Unfinished houses, that’s the best offer Cuban government give to people that have lived more than 20 years in shelters
- Submitted by: Camila
- 11 / 18 / 2014
About 1,100 low-income families who need housing in Havana and spent more than 20 years living in shelters or transit communities have finally been transferred to buildings that Cuban government has been building. However, the expected housing is far from the dream.
The "new" homes are delivered unpainted, no doors, bathrooms and kitchens unfinished, concrete floor, no phone line and faulty plumbing. The government's response is that the houses have been built under the concept of “affordable housing”, for which the state guarantees "minimum conditions of functionality and livability."

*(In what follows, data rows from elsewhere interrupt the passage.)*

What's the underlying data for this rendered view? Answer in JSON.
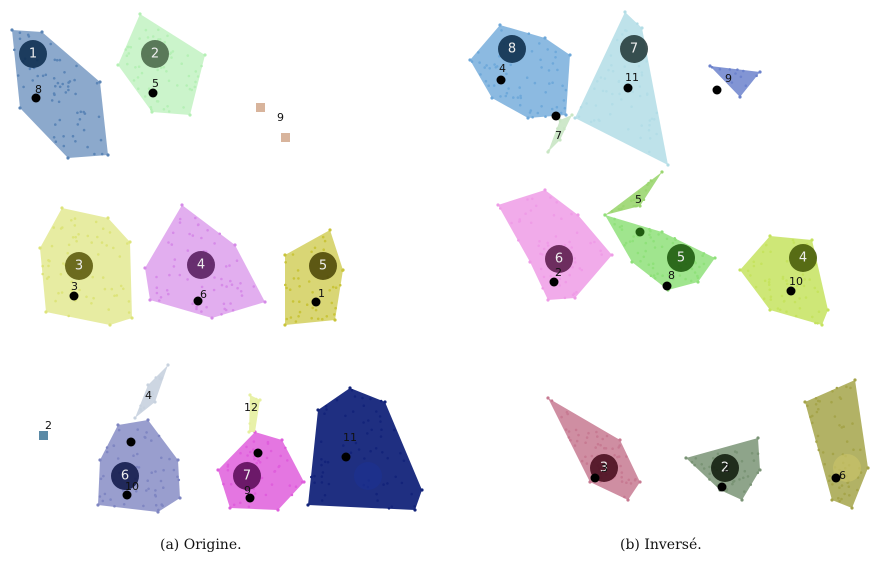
{
  "panels": [
    {
      "caption": "(a) Origine.",
      "clusters": [
        {
          "id": "1",
          "color": "#5b85b6"
        },
        {
          "id": "2",
          "color": "#b5f0b5"
        },
        {
          "id": "3",
          "color": "#dde47a"
        },
        {
          "id": "4",
          "color": "#d58be8"
        },
        {
          "id": "5",
          "color": "#c9c43a"
        },
        {
          "id": "6",
          "color": "#7f86c2"
        },
        {
          "id": "7",
          "color": "#df5edc"
        },
        {
          "id": "",
          "color": "#13247a"
        },
        {
          "id": "",
          "color": "#c8d2df"
        },
        {
          "id": "",
          "color": "#e6f0a0"
        }
      ],
      "labels": [
        "8",
        "5",
        "9",
        "3",
        "6",
        "1",
        "2",
        "4",
        "12",
        "11",
        "10",
        "9"
      ]
    },
    {
      "caption": "(b) Inversé.",
      "clusters": [
        {
          "id": "8",
          "color": "#6fa9da"
        },
        {
          "id": "7",
          "color": "#b3dde6"
        },
        {
          "id": "",
          "color": "#6c82cc"
        },
        {
          "id": "6",
          "color": "#ee9ce6"
        },
        {
          "id": "5",
          "color": "#8fe07a"
        },
        {
          "id": "4",
          "color": "#c5e35f"
        },
        {
          "id": "3",
          "color": "#c77a92"
        },
        {
          "id": "2",
          "color": "#7a9476"
        },
        {
          "id": "",
          "color": "#a5a44a"
        },
        {
          "id": "",
          "color": "#c9e6c4"
        },
        {
          "id": "",
          "color": "#9bd670"
        }
      ],
      "labels": [
        "4",
        "11",
        "9",
        "7",
        "5",
        "2",
        "8",
        "10",
        "3",
        "2",
        "6"
      ]
    }
  ]
}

Another aspect that tarnishes the arrival of these families to their new home is the occupation regime because they say the state promised homeownership and yet, they are assigned in the concept of "permanent rent".
The happy ending that more than 132,600 homeless people have expected is very different from what they intended. But despite the difficulties, many residents are happy to have a home at last, after the appalling conditions in which they have lived for years.
In addition to the 1,100 already delivered social housing in Havana between 2013 and 2014, the Ministry of Construction plans to build 1,480 other houses by 2015. The aim is that by 2016 won’t be families with more than ten years of permanence in the shelters.
In granting housing priority is given to those who have resided in these transit communities over than 20 years and those who live in critical condition or have a disability.
Housing is one of the major social problems of Cuba, where the housing stock amounts to over three million buildings, of which almost half are in poor condition, while the general government deficit is estimated at about 600,000 homes.